Amid the lingerie ads and illuminated stock quotes, Times Square now also boasts images of Edward Hopper's "Nighthawks" and Andy Warhol's "Campbell’s Soup Can (Tomato)."
They are part of Art Everywhere US, a project that will present 58 works of American art in 50,000 displays across the United States this month. They are appearing on billboards as well as posters on subway platforms and bus shelters.
The idea came from British impresario Richard Reed, co-founder of the Innocent Drinks beverage company, who launched the project in the United Kingdom last year. He said it all started when he stumbled onto an art piece on the wall of a bleak street in London, and he thought it looked much more compelling than an ad.
“I used to work in advertising, I love advertising, but posters don't have to be there just to convey commercial messages,” he said. “They are a way for us as a nation to have a conversation with ourselves and to transmit thoughts and feelings and information and I thought maybe we can use it to show the country's art.”
Art Everywhere US was organized by the Outdoor Advertising Association of America, in collaboration with five American museums: the Whitney Museum of American Art, the Art Institute of Chicago, the Dallas Museum of Art, the Los Angeles County Museum of Art and the National Gallery of Art in Washington.
The billboard space was all donated, but the estimated cost of the project is $100 million.
The 58 images were drawn from the collections of the five participating museums, after an online vote by the general public.
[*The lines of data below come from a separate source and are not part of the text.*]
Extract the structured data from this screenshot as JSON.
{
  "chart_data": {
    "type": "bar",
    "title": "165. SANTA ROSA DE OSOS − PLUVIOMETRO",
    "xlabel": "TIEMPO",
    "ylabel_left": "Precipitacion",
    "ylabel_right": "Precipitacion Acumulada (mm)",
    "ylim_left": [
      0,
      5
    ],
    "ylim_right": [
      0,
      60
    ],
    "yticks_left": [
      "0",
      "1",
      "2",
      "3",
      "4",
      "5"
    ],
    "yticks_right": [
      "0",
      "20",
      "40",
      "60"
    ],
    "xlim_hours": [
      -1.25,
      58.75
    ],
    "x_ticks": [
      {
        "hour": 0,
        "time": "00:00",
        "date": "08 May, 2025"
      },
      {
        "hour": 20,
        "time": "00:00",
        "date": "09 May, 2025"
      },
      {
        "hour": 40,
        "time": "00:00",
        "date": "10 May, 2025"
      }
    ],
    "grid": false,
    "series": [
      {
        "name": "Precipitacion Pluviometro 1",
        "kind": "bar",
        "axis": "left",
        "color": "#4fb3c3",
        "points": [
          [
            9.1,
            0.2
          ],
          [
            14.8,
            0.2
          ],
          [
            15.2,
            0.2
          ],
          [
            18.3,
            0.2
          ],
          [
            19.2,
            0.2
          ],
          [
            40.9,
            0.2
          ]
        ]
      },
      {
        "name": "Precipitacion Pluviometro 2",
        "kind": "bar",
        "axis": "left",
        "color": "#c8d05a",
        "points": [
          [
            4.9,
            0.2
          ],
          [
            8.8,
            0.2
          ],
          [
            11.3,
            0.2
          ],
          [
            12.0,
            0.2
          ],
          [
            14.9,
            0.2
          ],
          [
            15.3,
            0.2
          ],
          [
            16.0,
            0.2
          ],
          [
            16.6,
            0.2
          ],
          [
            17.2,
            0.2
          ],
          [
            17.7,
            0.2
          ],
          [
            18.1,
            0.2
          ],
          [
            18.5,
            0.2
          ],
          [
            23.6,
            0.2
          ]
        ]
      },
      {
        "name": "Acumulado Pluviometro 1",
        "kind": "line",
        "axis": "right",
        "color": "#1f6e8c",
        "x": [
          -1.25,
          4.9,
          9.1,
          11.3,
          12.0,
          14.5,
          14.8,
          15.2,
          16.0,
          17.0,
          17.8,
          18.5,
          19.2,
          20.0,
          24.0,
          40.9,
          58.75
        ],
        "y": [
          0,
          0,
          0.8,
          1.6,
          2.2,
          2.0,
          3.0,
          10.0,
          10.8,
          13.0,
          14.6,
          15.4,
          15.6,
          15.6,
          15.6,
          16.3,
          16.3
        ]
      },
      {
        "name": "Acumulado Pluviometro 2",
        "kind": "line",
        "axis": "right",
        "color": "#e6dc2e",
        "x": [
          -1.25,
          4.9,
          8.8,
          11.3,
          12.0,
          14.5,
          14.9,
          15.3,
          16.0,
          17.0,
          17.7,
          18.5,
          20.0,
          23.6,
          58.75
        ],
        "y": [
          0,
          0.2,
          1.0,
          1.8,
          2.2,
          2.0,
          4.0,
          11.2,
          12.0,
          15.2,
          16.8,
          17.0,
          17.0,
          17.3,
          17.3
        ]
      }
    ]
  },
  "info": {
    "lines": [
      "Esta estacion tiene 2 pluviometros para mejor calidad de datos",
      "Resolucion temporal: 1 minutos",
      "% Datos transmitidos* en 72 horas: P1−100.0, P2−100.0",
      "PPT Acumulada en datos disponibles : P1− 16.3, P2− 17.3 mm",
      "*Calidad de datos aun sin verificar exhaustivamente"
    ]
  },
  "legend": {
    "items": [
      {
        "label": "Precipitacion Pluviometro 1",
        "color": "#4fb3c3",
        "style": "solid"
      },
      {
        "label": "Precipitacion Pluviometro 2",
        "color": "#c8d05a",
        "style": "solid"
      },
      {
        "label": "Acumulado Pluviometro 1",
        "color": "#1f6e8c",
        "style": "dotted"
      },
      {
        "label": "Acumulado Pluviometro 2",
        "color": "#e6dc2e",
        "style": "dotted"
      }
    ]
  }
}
Maxwell Anderson, director of the Dallas Museum of Art, said he hopes the initiative will increase museum attendance, but he did not have a percentage in mind.
“I don’t think we got down to that science,” he said. “The conversations people will be having across the country will, we hope, prompt the desire to go visit a museum.”
On a visit to Times Square Monday, a tourist from Portugal, Isabel Moura, was pleased to see artworks.
“I just recognized Edward Hopper, because that is one of my favorite paintings,” she said. Then, pointing to another image, she added, “And I am interested also in knowing who is the couple that appeared in that billboard over there.”
That couple — of a stern-faced farmer holding a pitchfork standing next to his wife —is the one made famous by Grant Wood's "American Gothic."